Assessment and Benchmarking Results
Performance Across Benchmarks
VL-Cogito was benchmarked with general-purpose MLLMs and reasoning-oriented MLLMs in a ten-task test panel. This included datasets such as Geometry@3K MathVerse MathVista ChartQA ScienceQA MMMU EMMA MMStar MMStar
- Absolute accuracy gains Over the backbone: 7.6% Geometry@3K +5.5% MathVista +4.9% LogicVista +2.2% ScienceQA +4.5% EMMA +3.8% MMStar
- Results of the latest benchmark 6/10VL-Cogito is either the leader or equal to top performers, particularly on difficult math and science tasks. Models “cold-started” With SFT or forced-rethinking, RL’s robust curriculum is still superior.
| Model | Geo3K | MathVerse | MathVista | MathVision | LogicVista | ChartQA | SciQA | MMU | EMMA | MMStar |
|---|---|---|---|---|---|---|---|---|---|---|
| VL-Cogito (7B) | 68.7 | 53.3 | 74.8 | 30.7 | 48.9 | 83.4 | 87.6 | 52.6 | 29.1 | 66.3 |
| VL-Rethinker (7B) | 67.7 | 54.6 | 73.7 | 30.1 | 45.7 | 83.5 | 86.7 | 52.9 | 28.6 | 64.2 |
| MM-Eureka (8B) | 67.2 | 52.3 | 73.4 | 29.4 | 47.1 | 82.7 | 86.4 | 52.3 | 27.4 | 64.7 |
| Qwen2.5-VL (7B) | 61.6 | 50.4 | 69.3 | 28.7 | 44.0 | 82.4 | 85.4 | 50.9 | 24.6 | 62.5 |
Component-wise Ablation
- Curriculum RL The GRPO score alone increases average scores by 0.8% over the vanilla GRPO.
- Dynamic Length Reward Further boosts performance in particular for hard math domains.
- ODSW Binary hard sample filtering consistently outperforms it, in particular when the training data are skewed.
The Training Dynamics of Reasoning and Efficiency
- Dynamic Rewards Cosine rewards of fixed length are more efficient and provide better accuracy than those with adaptive length. As intended, the adaptive length appears to be longer for math, logic and science tasks and shorter for general understanding and scientific knowledge.
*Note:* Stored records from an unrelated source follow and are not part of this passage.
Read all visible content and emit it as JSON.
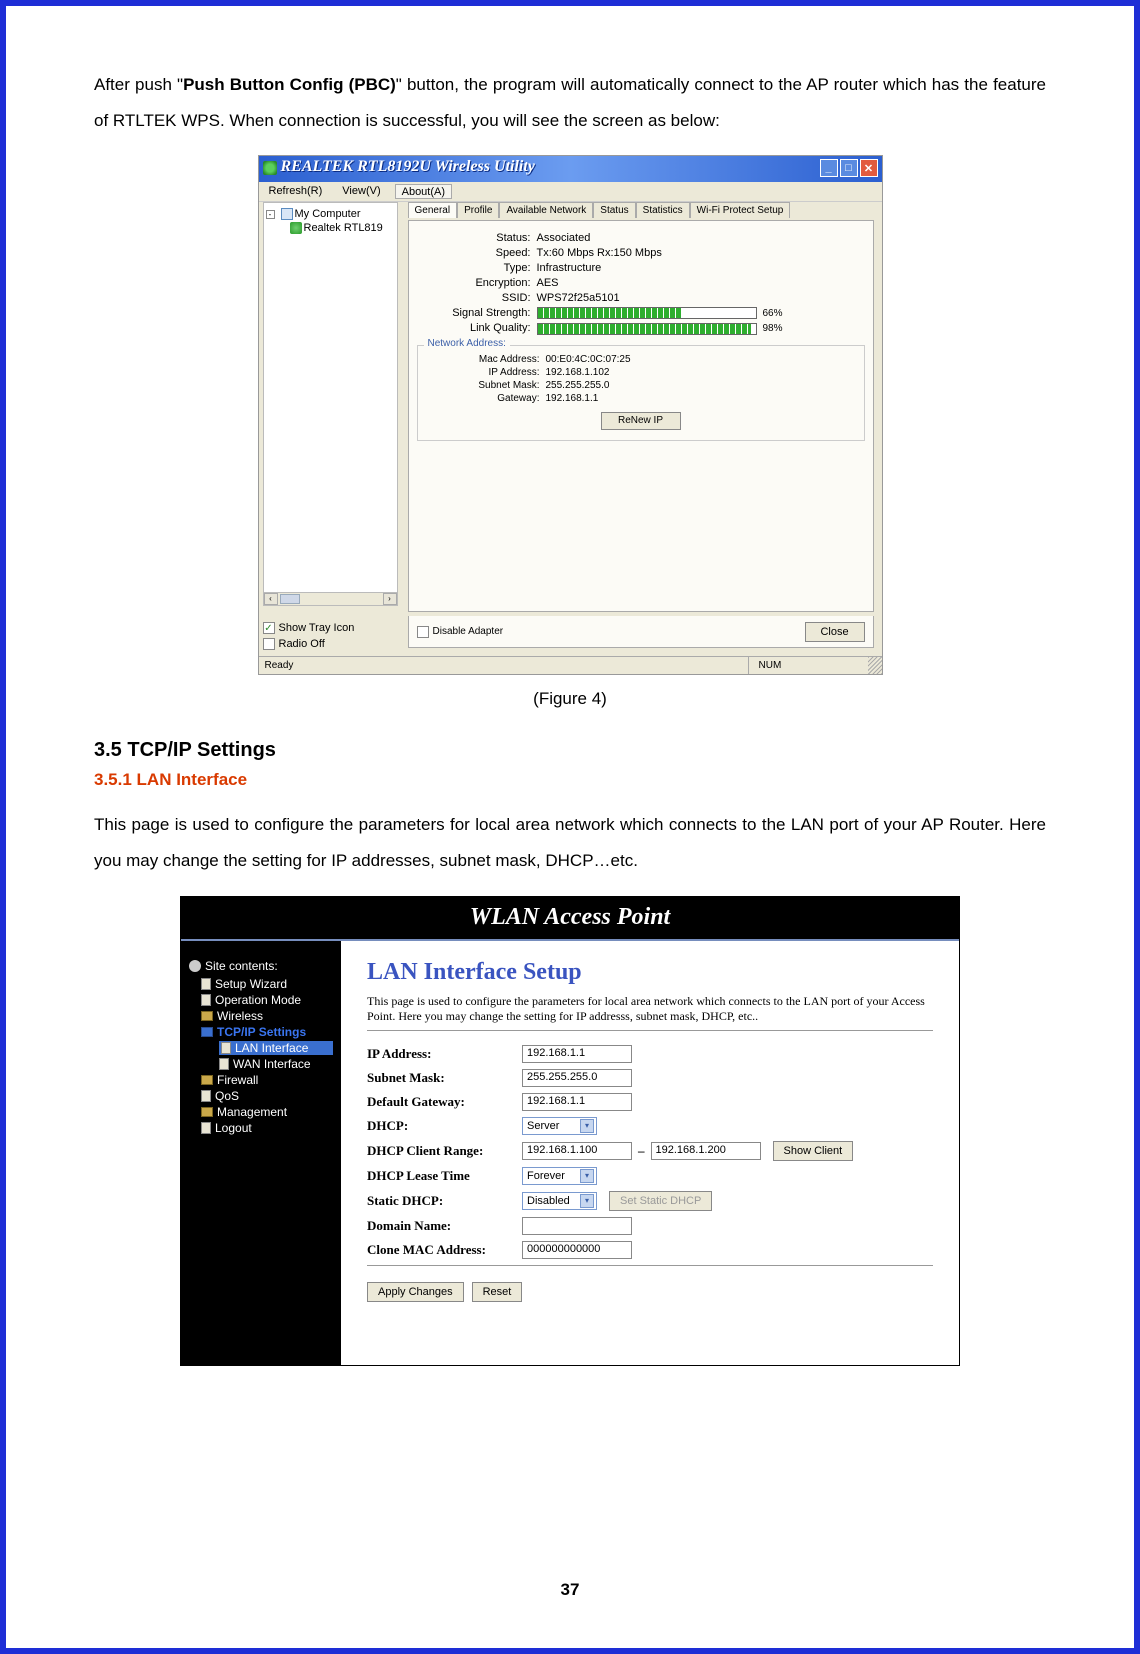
{
  "intro_p1_prefix": "After push \"",
  "intro_p1_bold": "Push Button Config (PBC)",
  "intro_p1_suffix": "\" button, the program will automatically connect to the AP router which has the feature of RTLTEK WPS. When connection is successful, you will see the screen as below:",
  "fig4": {
    "title": "REALTEK RTL8192U Wireless Utility",
    "menu": {
      "refresh": "Refresh(R)",
      "view": "View(V)",
      "about": "About(A)"
    },
    "tree": {
      "root": "My Computer",
      "child": "Realtek RTL819"
    },
    "tabs": {
      "general": "General",
      "profile": "Profile",
      "avail": "Available Network",
      "status": "Status",
      "stats": "Statistics",
      "wps": "Wi-Fi Protect Setup"
    },
    "rows": {
      "status_l": "Status:",
      "status_v": "Associated",
      "speed_l": "Speed:",
      "speed_v": "Tx:60 Mbps Rx:150 Mbps",
      "type_l": "Type:",
      "type_v": "Infrastructure",
      "enc_l": "Encryption:",
      "enc_v": "AES",
      "ssid_l": "SSID:",
      "ssid_v": "WPS72f25a5101",
      "sig_l": "Signal Strength:",
      "sig_pct": "66%",
      "lq_l": "Link Quality:",
      "lq_pct": "98%"
    },
    "network_addr": {
      "title": "Network Address:",
      "mac_l": "Mac Address:",
      "mac_v": "00:E0:4C:0C:07:25",
      "ip_l": "IP Address:",
      "ip_v": "192.168.1.102",
      "mask_l": "Subnet Mask:",
      "mask_v": "255.255.255.0",
      "gw_l": "Gateway:",
      "gw_v": "192.168.1.1",
      "renew": "ReNew IP"
    },
    "checks": {
      "tray": "Show Tray Icon",
      "radio": "Radio Off",
      "disable": "Disable Adapter"
    },
    "close_btn": "Close",
    "status_left": "Ready",
    "status_right": "NUM"
  },
  "caption_fig4": "(Figure 4)",
  "sec35": "3.5    TCP/IP Settings",
  "sec351": "3.5.1    LAN Interface",
  "p_lan": "This page is used to configure the parameters for local area network which connects to the LAN port of your AP Router. Here you may change the setting for IP addresses, subnet mask, DHCP…etc.",
  "fig5": {
    "banner": "WLAN Access Point",
    "nav": {
      "title": "Site contents:",
      "items": {
        "wiz": "Setup Wizard",
        "op": "Operation Mode",
        "wl": "Wireless",
        "tcp": "TCP/IP Settings",
        "lan": "LAN Interface",
        "wan": "WAN Interface",
        "fw": "Firewall",
        "qos": "QoS",
        "mgmt": "Management",
        "logout": "Logout"
      }
    },
    "heading": "LAN Interface Setup",
    "desc": "This page is used to configure the parameters for local area network which connects to the LAN port of your Access Point. Here you may change the setting for IP addresss, subnet mask, DHCP, etc..",
    "form": {
      "ip_l": "IP Address:",
      "ip_v": "192.168.1.1",
      "mask_l": "Subnet Mask:",
      "mask_v": "255.255.255.0",
      "gw_l": "Default Gateway:",
      "gw_v": "192.168.1.1",
      "dhcp_l": "DHCP:",
      "dhcp_v": "Server",
      "range_l": "DHCP Client Range:",
      "range_a": "192.168.1.100",
      "range_dash": "–",
      "range_b": "192.168.1.200",
      "show_client": "Show Client",
      "lease_l": "DHCP Lease Time",
      "lease_v": "Forever",
      "static_l": "Static DHCP:",
      "static_v": "Disabled",
      "static_btn": "Set Static DHCP",
      "domain_l": "Domain Name:",
      "clone_l": "Clone MAC Address:",
      "clone_v": "000000000000"
    },
    "buttons": {
      "apply": "Apply Changes",
      "reset": "Reset"
    }
  },
  "page_number": "37"
}
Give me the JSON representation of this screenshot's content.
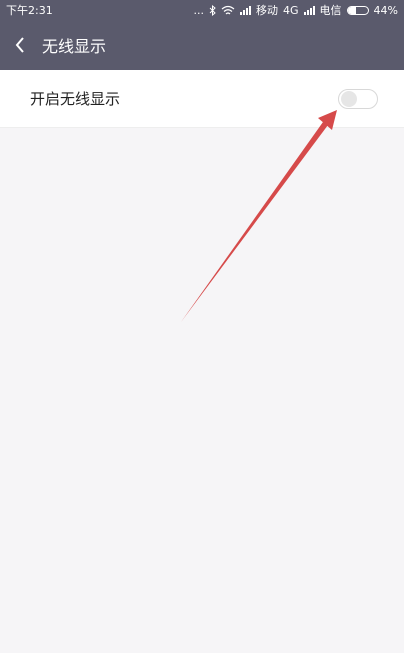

- PCuRL’s Hard Stage induces a spike of validation accuracy and reasoning length, surpassing the vanilla GRPO whose accurate plateaus despite static length.
Case Studies
VL Cogito is a step-by-step reasoning system that is self-reflective and detailed. The model actively corrects mistakes in math by decomposing solutions into granular chain and RL-verified verification.[1, Figure 5]. It considers all options before presenting the correct answer. This shows a strong understanding of multimodal concepts and process reliability.

Understanding and impact
VL Cogito’s PCuRL pipeline confirms a number of key insights
- Learning is important: Model progress can be optimized by prompts that are of a medium difficulty.
- Deep reasoning is triggered by exposure to challenges: The over-emphasis of easy samples can degenerate performance. A progressive focus on hard samples will build analytic depth.
- It is essential to reward rewards with granularity. When combining correctness with format and length, it is possible to produce context-sensitive, nuanced reasoning.
- It is possible to start RL cold without sft. PCuRL models do not require expensive SFT warming up.
You can also read our conclusion.
VL-Cogito was a pioneer in multimodal training, and its architecture set the standard. The design and empirical validity of progressive curriculum-based RL with dynamic reward lengths point towards a general roadmap to robust reasoning for multimodal models.
Nikhil works as an intern at Marktechpost. He has a dual integrated degree in Materials from the Indian Institute of Technology Kharagpur. Nikhil, an AI/ML fanatic, is constantly researching AI/ML applications for biomaterials and other biomedical fields. He has a background in Material Science and is always exploring advancements.